A third public hearing on expansion plans for the Vineyard Haven Stop & Shop store has been delayed until next month, as discussion continues both at the town level and before the Martha’s Vineyard Commission on the proposal to more than double the size of the Water street store.

A meeting with the commission’s land use planning committee scheduled for Monday was cancelled late last week.

Issues involving the municipal parking lot adjacent to the Water street store will be the subject of a public meeting with the Tisbury selectmen on Wednesday. The meeting begins at 5:30 p.m. in the Tisbury town hall (the location was originally the Tisbury senior center but has been changed to the town hall).

“So we’re not in limbo and we’re in agreement with the town," Stop & Shop attorney Geoghan Coogan said.

Stop & Shop wants to rebuild the 9,400-square-foot store into a 23,800-square-foot supermarket.

The plan is under review by the MVC as a development of regional impact (DRI). A public hearing opened in July.
   
The scale of the proposal and the supermarket’s location across from the Vineyard Haven Steamship Authority terminal has led to increased scrutiny of the plans from the commission and the public.

At two previous public hearings, discussion has centered on concerns about traffic, parking and aesthetics. As planned, the building would be two stories, with a 43-space parking garage on the first floor and the store on the second. Stop & Shop proposes to reorganize traffic circulation in the town-owned parking lot next to the store, and the plan also calls for the elimination of a town-owned comfort station near the store.

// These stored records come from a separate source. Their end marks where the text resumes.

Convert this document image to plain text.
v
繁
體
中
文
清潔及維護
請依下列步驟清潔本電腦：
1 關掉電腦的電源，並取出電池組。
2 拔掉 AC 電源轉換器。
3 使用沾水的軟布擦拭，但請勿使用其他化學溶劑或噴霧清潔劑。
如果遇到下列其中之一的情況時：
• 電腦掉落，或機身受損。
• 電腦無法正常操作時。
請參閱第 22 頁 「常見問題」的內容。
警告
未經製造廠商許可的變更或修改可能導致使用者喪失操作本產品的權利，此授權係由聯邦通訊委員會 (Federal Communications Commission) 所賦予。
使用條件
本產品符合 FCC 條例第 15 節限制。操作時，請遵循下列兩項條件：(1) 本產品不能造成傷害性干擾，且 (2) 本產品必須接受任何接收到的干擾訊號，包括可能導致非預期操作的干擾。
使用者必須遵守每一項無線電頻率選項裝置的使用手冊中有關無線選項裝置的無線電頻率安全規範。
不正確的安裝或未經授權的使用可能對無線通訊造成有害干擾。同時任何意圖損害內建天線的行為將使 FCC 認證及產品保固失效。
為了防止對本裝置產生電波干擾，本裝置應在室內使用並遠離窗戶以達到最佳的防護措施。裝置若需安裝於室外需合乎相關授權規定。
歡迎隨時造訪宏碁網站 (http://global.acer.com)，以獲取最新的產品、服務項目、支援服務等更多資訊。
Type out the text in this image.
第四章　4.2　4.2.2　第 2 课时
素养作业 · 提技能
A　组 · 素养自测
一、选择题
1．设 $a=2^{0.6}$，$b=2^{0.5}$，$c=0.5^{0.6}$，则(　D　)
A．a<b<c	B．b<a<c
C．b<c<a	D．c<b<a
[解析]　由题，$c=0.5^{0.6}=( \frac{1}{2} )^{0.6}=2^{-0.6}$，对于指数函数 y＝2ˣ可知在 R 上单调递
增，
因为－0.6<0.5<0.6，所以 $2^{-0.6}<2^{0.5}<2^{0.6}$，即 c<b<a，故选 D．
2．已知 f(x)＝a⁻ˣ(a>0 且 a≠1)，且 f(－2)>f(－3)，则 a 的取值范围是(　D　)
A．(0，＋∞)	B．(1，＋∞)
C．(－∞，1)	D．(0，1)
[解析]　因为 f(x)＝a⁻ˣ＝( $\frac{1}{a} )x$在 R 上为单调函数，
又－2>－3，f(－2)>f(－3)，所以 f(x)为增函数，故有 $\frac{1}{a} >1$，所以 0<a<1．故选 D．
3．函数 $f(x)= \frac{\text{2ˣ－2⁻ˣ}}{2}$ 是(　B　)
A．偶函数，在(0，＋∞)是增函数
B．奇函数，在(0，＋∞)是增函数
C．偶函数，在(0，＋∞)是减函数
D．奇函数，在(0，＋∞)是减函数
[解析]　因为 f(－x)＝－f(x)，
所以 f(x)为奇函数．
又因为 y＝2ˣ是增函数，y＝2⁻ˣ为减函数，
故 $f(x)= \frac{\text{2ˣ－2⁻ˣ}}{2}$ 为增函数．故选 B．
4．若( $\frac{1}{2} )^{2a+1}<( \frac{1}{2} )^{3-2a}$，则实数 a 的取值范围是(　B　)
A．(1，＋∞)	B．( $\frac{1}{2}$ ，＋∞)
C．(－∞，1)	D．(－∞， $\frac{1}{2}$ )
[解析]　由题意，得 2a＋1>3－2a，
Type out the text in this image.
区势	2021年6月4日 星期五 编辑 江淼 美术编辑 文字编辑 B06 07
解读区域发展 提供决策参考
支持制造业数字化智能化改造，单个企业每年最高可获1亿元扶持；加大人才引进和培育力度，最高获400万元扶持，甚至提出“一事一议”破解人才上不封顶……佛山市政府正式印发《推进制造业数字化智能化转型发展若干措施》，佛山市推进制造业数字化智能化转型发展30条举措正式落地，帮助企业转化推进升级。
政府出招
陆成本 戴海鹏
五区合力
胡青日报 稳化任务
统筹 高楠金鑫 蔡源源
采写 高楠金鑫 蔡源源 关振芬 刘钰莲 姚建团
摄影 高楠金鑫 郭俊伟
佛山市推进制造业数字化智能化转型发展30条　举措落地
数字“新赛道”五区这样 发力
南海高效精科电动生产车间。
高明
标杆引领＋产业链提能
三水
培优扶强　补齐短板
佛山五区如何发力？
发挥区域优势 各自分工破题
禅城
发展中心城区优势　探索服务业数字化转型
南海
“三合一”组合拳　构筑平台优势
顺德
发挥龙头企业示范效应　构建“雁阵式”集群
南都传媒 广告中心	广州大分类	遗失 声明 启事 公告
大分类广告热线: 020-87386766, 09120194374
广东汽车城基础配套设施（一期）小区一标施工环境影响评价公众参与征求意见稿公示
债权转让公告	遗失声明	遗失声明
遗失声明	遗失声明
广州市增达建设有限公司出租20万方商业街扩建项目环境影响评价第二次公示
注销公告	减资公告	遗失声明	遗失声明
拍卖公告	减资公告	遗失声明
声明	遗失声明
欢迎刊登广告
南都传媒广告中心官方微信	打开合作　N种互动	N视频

A continued public hearing was scheduled for this week, but Stop & Shop asked to postpone it in order to resolve issues regarding the parking lot.

Commission executive director Mark London gave Stop & Shop a seven-page document of questions and requests for further information earlier this month. Issues raised in the document and by residents include traffic management in the area, truck deliveries to the store, the size and design of the store, affordable housing, impact on local businesses and the use of public property for an entrance ramp.

Mr. Coogan said the first two public hearings have been geared toward listening. “And letting us hear everybody’s thoughts. We haven’t had the ability yet to respond to all of that,” he said.

At the next hearing, he said, Stop & Shop will have responses and some revisions to their plans, as well as a clear plan for the parking lot.

“Next time we present this, I think that we’re going to have answered a lot of questions,” Mr. Coogan said.

He said he hopes the public hearing will resume by the end of September. “It’s a huge project and we want to do it right,” he said.